In regards to objection 2: It is certainly true that with Pascal’s Wager alone you cannot arrive at an argument for the God of Christianity. But the fact remains, if the argument can succeed in persuading a person to simply theistic belief over atheism, then the leap to specific Christian belief is not nearly as great.

There also arises the question of what does it mean to “bet on God.” By betting on God, Pascal does not mean that you can make yourself believe. Salvation remains a work of the Spirit and not the will. Perhaps it is instructive to again quote here Pascal’s own understanding of any argument for God.

That is why those to whom God has given religious faith by moving their hearts are very fortunate, and feel quite legitimately convinced, but to those who do not have it we can only give such faith through reasoning, until God gives it by moving their heart, without which faith is only human and useless for salvation. (Pensees, 282)

What Pascal means by betting on God is that you can put yourself in situations that are more conducive to belief.
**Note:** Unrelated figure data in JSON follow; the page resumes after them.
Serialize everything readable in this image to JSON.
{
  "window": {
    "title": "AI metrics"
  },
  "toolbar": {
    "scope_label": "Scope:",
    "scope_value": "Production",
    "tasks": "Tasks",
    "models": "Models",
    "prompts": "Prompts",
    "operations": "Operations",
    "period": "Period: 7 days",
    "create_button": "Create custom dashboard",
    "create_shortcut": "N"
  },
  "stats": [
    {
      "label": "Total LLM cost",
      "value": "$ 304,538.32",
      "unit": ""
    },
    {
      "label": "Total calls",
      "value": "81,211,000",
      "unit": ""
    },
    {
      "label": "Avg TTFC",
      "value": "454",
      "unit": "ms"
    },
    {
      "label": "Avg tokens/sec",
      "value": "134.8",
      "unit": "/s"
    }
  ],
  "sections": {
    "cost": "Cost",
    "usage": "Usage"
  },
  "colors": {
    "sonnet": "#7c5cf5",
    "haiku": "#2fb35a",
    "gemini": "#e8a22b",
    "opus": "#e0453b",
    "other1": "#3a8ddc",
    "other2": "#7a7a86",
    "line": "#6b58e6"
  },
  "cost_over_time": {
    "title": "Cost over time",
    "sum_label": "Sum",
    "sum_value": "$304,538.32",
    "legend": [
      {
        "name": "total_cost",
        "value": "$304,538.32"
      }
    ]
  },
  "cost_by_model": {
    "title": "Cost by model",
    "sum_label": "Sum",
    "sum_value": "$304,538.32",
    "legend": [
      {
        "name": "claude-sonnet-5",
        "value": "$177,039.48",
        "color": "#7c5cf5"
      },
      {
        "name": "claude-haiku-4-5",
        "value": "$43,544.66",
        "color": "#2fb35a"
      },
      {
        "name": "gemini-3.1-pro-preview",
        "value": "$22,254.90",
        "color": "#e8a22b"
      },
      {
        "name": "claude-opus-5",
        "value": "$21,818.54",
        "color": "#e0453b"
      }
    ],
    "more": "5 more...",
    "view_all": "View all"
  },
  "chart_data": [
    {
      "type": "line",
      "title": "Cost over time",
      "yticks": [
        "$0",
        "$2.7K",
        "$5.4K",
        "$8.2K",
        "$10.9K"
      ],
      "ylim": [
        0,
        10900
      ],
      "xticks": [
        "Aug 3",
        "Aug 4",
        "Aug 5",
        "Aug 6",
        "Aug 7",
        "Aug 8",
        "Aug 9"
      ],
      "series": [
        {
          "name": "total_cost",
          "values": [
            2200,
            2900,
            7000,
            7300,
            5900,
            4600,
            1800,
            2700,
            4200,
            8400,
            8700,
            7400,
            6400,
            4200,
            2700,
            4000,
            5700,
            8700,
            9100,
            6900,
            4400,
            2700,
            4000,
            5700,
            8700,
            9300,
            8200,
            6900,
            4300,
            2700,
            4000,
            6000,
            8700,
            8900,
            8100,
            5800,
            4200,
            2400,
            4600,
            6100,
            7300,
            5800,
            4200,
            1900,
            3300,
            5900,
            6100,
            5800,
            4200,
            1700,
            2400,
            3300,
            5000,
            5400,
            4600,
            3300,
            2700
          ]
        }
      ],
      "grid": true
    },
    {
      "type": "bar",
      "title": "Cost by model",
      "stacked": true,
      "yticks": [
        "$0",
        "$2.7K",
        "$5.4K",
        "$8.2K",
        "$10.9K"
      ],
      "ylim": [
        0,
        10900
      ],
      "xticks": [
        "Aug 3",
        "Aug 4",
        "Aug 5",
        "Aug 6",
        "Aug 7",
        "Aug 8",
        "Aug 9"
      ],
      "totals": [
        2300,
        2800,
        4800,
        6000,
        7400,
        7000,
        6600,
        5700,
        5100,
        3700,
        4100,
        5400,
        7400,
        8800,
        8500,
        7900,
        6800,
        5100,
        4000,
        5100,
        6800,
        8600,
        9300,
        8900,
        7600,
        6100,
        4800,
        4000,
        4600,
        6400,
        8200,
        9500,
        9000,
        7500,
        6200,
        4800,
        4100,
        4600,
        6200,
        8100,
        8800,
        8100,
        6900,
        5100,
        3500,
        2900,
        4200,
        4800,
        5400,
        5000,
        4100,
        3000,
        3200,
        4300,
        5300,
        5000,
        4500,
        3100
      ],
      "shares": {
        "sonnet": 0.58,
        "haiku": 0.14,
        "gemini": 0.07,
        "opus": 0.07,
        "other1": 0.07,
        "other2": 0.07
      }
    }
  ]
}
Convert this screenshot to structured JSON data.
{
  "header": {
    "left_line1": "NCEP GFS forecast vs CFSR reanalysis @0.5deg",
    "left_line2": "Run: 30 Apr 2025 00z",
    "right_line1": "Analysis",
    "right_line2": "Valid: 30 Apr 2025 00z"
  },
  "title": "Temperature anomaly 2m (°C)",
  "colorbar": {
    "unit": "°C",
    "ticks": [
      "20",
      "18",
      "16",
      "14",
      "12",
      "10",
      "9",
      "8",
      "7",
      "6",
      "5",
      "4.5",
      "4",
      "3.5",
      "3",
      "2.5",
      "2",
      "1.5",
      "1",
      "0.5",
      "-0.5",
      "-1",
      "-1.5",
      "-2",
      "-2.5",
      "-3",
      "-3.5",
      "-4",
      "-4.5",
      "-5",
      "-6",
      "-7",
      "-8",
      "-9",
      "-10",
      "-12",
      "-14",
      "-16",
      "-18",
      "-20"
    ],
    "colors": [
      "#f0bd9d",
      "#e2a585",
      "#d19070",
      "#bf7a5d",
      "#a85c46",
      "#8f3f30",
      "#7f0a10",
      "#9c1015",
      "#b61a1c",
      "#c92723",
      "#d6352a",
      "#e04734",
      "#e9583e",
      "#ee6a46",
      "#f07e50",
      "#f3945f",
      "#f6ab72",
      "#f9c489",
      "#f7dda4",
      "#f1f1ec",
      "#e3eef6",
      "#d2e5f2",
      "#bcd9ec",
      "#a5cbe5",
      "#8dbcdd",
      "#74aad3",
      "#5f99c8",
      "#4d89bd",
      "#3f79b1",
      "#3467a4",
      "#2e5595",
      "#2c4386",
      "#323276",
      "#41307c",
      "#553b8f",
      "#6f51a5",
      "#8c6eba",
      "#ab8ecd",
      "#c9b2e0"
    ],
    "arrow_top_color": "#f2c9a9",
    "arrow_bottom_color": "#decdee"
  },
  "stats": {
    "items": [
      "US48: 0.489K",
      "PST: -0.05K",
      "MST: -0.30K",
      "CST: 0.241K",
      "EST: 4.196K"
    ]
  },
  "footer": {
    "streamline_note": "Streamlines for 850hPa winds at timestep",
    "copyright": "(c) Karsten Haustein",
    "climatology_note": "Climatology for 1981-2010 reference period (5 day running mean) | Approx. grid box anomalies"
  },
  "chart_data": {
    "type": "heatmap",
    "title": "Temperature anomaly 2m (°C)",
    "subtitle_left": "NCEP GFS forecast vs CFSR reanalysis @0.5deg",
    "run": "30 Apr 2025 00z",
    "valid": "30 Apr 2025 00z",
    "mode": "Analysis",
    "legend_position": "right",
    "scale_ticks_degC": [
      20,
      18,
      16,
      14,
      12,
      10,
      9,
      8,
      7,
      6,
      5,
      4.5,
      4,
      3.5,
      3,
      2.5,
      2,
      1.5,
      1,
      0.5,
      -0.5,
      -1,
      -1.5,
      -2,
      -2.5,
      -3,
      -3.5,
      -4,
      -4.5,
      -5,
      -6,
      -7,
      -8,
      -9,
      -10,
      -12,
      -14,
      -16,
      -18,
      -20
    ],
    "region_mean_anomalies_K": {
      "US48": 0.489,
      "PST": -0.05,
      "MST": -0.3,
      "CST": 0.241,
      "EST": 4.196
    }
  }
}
For instance you can attend church, you can pray, and you can leave behind your present lifestyle. Putting yourself in those situations places you in a seemingly better position to be open to the working of the Spirit, though it is no guarantee of salvation.

And without faith it is impossible to please Him, for he who comes to God must believe that He is and that He is a rewarder of those who seek Him. (Hebrews 11:6, Italics mine)

We can be comforted in knowing that God rewards those who seek Him.

In regards to objection 3: While I certainly do not claim to have a complete understanding of statistics or the use of religious language claims, I see no reason why the phrase “the probability of God’s existence” should fail to make since simply because we cannot count the number of universes there are and how many of those universes have gods, or something along those lines (even if we could count the total number of universes in existences, the claim is still that there exists one God who is over all of them).

One of the more popular examples that statistics students bring to me is the infamous sock drawer. Questions read along the lines of: “You are getting ready for school and your sock drawer has four argyle socks, two polka-dotted socks, and one blue-striped sock (since you lost one). What is the probability that you select two socks that match?”

If there was only sock in the drawer, would it be nonsensical to ask “what is the probability of one sock existing in the drawer?” I hardly think so. The probability is either 1 (meaning there is absolutely one sock in the drawer), or it is 0 (meaning there is absolutely not one sock in the drawer).

To extend the metaphor, it would seem that Paulos believes “the probability of God” does not make sense because we cannot open the drawer (on his view) to see if God is really there. Either God exists or He doesn’t (but He does), so the probability is either 1 or 0 (but it’s 1). So then, the phrase “the probability of God’s existence” seems to me to make perfect sense.

In Summary: While this post has certainly not been exhaustive in the treatment of the topic at hand (though those of you are still reading at this point may disagree), my critique of Paulos essentially boils down to this: Paulos’ critiques of Pascal’s Wager stem from a restatement of the argument that Pascal never originally intended. Pascal simply intended to demonstrate through sound mathematical reasoning that if you aren’t sure whether God exists or He doesn’t, it makes more sense for you to believe in Him than to not so believe.

I don’t fault Paulos for this approach. I simply offer it up as evidence that the presuppositions we bring to a subject (in this case Paulos’ atheism) always affect the way we reason through an argument.